Le Gabon lance des projets environnementaux et agricoles avec une régularité presque métronomique. Chaque nouveau gouvernement, chaque nouveau chef d’État, arrive avec sa grande initiative estampillée verte, durable, agricole ou souveraine. Le 27 mars 2026, c’est « Gabon Infini », 200 millions de dollars, des partenaires prestigieux, des hectares à sanctuariser. Mais avant de se laisser emporter par l’enthousiasme, une question s’impose : que sont devenus tous les projets précédents ? Et surtout, qui a eu la charge de les suivre ?

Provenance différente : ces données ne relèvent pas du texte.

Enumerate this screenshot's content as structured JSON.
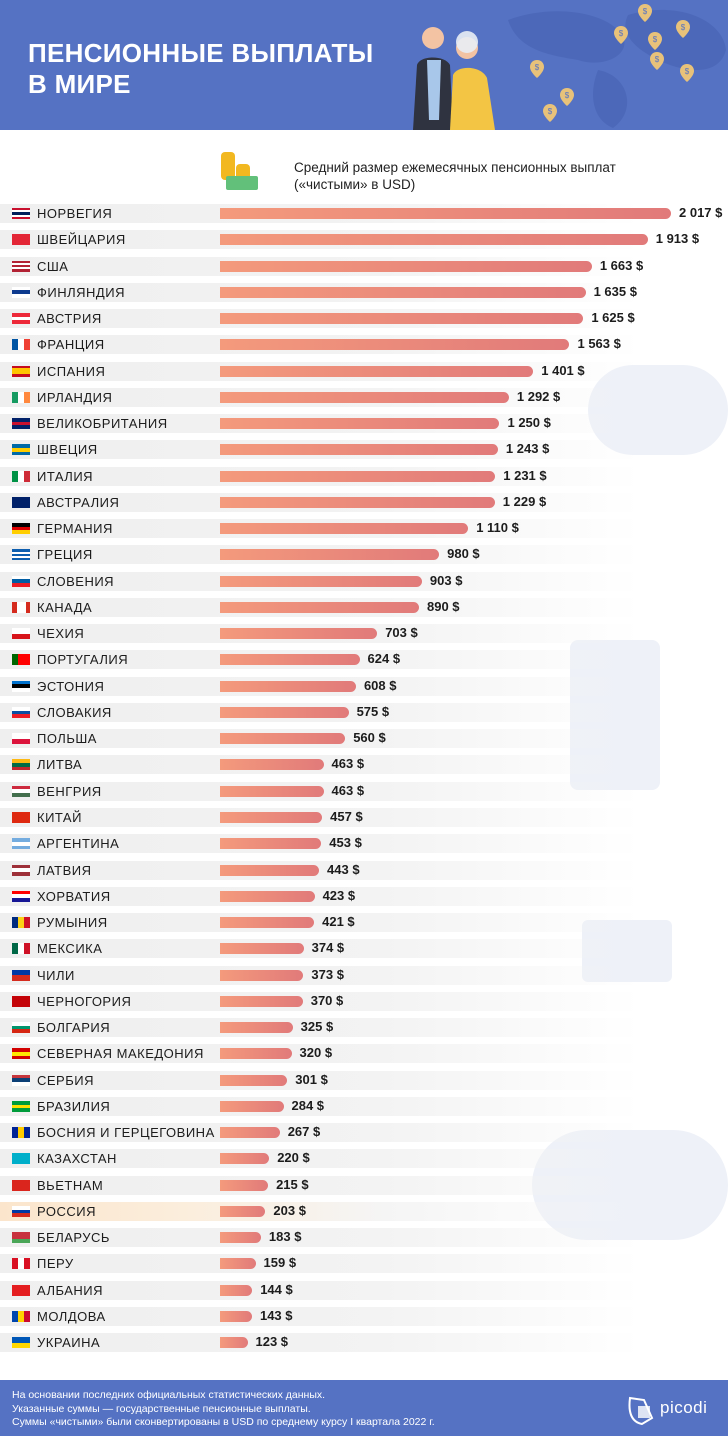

Sur le front strictement environnemental, la trajectoire n’est guère rassurante. En 2022, le Gabon annonçait en grande fanfare vouloir valoriser ses 187 millions de crédits carbone et en vendre 90 millions sur le marché international avant la COP27, espérant en tirer quelque 291 millions de dollars. Une ambition présentée comme historique.
Le Gabon devenait d’ailleurs le premier pays africain à monétiser la séquestration de carbone de ses forêts. Sauf que la Rainforest Foundation UK a rapidement jeté un pavé dans la mare : son analyse a révélé que les 90 millions de crédits carbone émis par le Gabon étaient probablement sans valeur réelle, ne représentant aucune réduction effective des émissions de carbone. Plus embarrassant encore, sans les ajustements arbitraires appliqués aux données, les forêts gabonaises auraient en réalité émis 16,5 millions de tonnes supplémentaires de carbone sur la même période. Cette controverse n’a jamais été pleinement tranchée ni publiquement assumée par Libreville.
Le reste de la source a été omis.